Just like Sydney Powell has been met with intimidation from Dominion and Smartmatic
Rudy is getting the same treatment…only from the feds. This intimidation of whistleblowers, witnesses and those who pose legal challenges is cheap and paltry.
Again I ask, if they have nothing to hide, then why not simply face the legal challenges? It’s not like Dominion and Smartmatic do not have highly paid legal departments…..
As for the government, it would quite frankly be quite the surprise for me to find out that the federal government, of all entities was considering expenses as a barrier to action.
Since when has the federal government cares about wasting your money?
Thats right. As far as I can see, these threats are political and witness intimidation, plain and simple.
Here is what we currently know:
100 Percent Fed Up had more on the story:
Gestapo thugs for the Southern District of New York have been working with Department of Justice officials in DC about gaining access to Giuliani’s emails and they need Washington’s stamp of approval before they can ask a judge for a search warrant.

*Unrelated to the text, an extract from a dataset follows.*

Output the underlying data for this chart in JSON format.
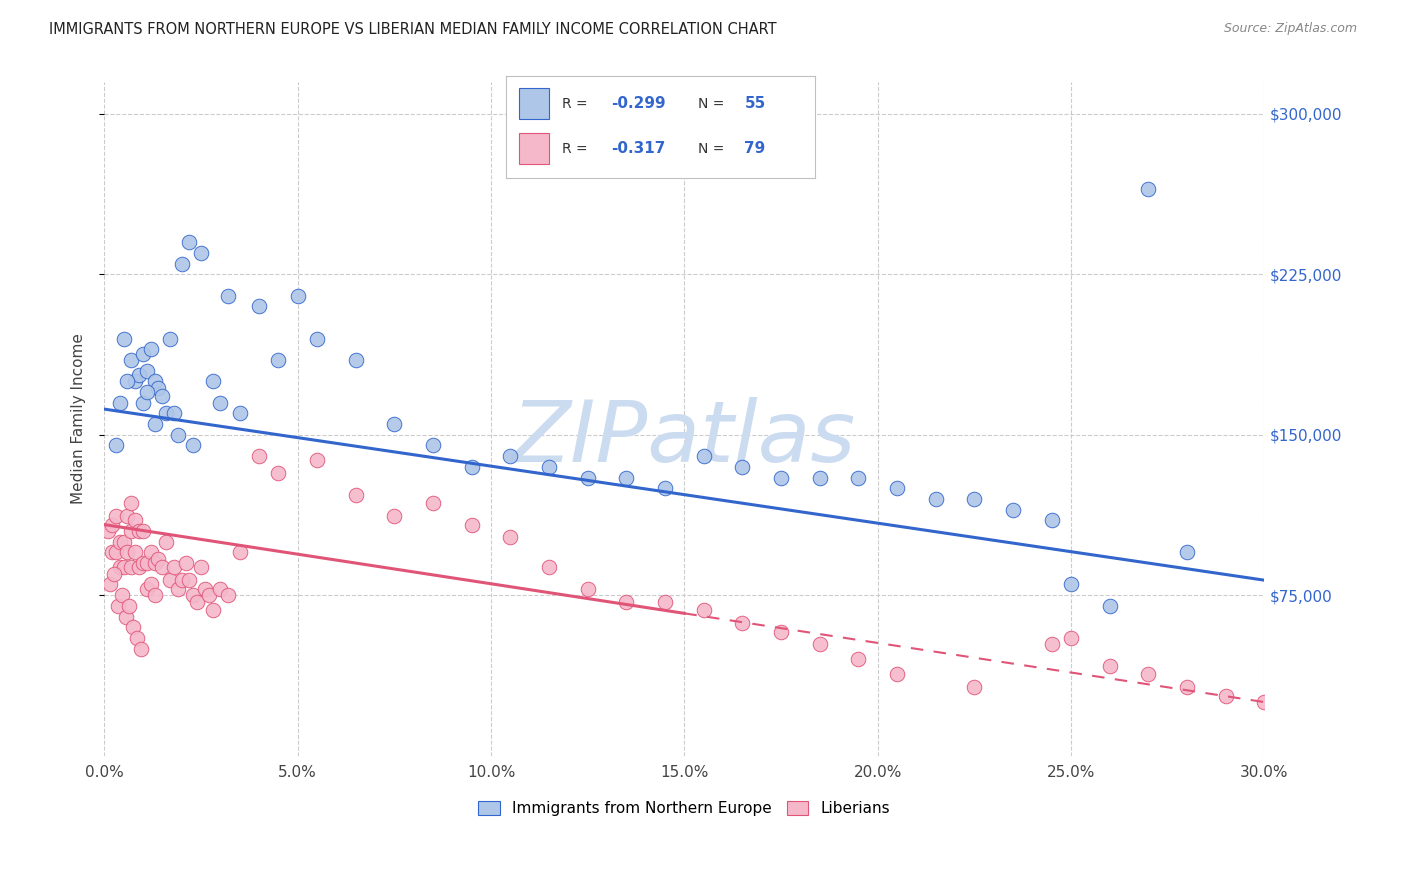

It is unclear if Bill Barr, who is on his way out as Attorney General rubber-stamped the approval.
In October of 2019, it was revealed the federal investigation into Rudy Giuliani’s business dealings in Ukraine and relationship with Ukrainian-American businessmen Lev Parnas and Igor Fruman was much broader and more invasive than previously known.
Trump’s personal lawyer Rudy Giuliani was also a subject of a counterintelligence investigation by the FBI.
Yahoo News also added:
Federal prosecutors for the Southern District of New York have been discussing with Justice Department officials in Washington whether to make a legal request for Rudy Giuliani's emails, two people with knowledge of the matter told NBC News.
Giuliani, the former mayor of New York City, is President Trump's personal lawyer. Under Justice Department policy, prosecutors must get approval from Washington before asking a judge to sign a search warrant for items that might be protected by attorney-client privilege; NBC News notes that it is not known if the approval was granted.